UnbridledPositivity · 16/10/2012 20:12

Thanks for the advice everyone! One thing I've been wondering is whether men who do online dating for quite a while (like this guy) start to dehumanise women eventually, like people who watch a lot of porn. I wonder if they kind of get used to the idea of 'shopping' for women online and picking the ones who tick most of their boxes and dismissing the ones who don't. Any views? (I admit I've become sensitised to this by what happened with my ex.)

ParsleyTheLioness · 16/10/2012 20:17

Unbridled I think you may have a point...Pie are you going to have a date withe VillageBoy then?

EiePie · 16/10/2012 20:22

Unbridled Your mission, should you choose to accept it is......bloody difficult! IMHO there are serial daters on OD but there are also good guys too, the trick is working out which is which.

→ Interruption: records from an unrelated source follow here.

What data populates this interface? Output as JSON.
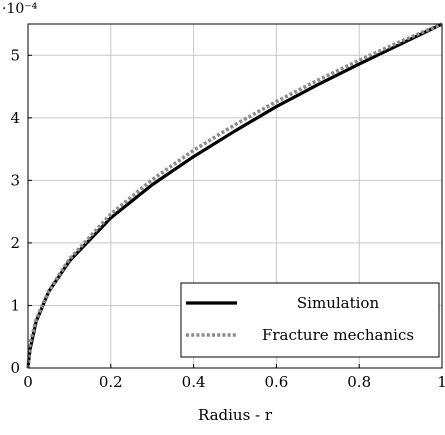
{
  "chart_data": {
    "type": "line",
    "title": "",
    "xlabel": "Radius - r",
    "ylabel": "",
    "y_scale_label": "·10⁻⁴",
    "y_scale_factor": 0.0001,
    "xlim": [
      0,
      1
    ],
    "ylim": [
      0,
      5.5
    ],
    "x_ticks": [
      "0",
      "0.2",
      "0.4",
      "0.6",
      "0.8",
      "1"
    ],
    "y_ticks": [
      "0",
      "1",
      "2",
      "3",
      "4",
      "5"
    ],
    "grid": true,
    "legend_position": "bottom-right",
    "x": [
      0,
      0.005,
      0.02,
      0.05,
      0.1,
      0.2,
      0.3,
      0.4,
      0.5,
      0.6,
      0.7,
      0.8,
      0.9,
      1.0
    ],
    "series": [
      {
        "name": "Simulation",
        "color": "#000000",
        "style": "solid",
        "values": [
          0,
          0.3,
          0.75,
          1.22,
          1.71,
          2.4,
          2.93,
          3.38,
          3.79,
          4.18,
          4.53,
          4.86,
          5.18,
          5.5
        ]
      },
      {
        "name": "Fracture mechanics",
        "color": "#8c8c8c",
        "style": "dotted",
        "values": [
          0,
          0.39,
          0.78,
          1.23,
          1.74,
          2.46,
          3.01,
          3.48,
          3.89,
          4.26,
          4.6,
          4.92,
          5.22,
          5.5
        ]
      }
    ]
  }
}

The only way I've found is to (as has been said before) find several guys you like and, if they get back to you, seem right when they e-mail, organise a date. I think you get an instinct as to whether they are just time wasters when you meet them in RL. I think, unfortunately, all OD'ers have a certain amount of box-ticking going on. There are so many people on there that it's inevitably. For instance, I'm 5'6in so discount anyone the same height or shorter than me. If I met someone in a pub, at the bar, say, and got chatting and there was the ever elusive 'spark', it wouldn't matter that he was the same height. We have to have some sort of criteria or we would be on there ALL day! Never was the saying "You have to kiss a lot of frogs" been more relevant! Make sense?

watchoutforthatsnail · 16/10/2012 20:22

unbridled, course. thats the nature of online dating, women tend to do the same. and essentially why wouldnt you pick the ones that tick the most boxes?

anything from your new profile parsley?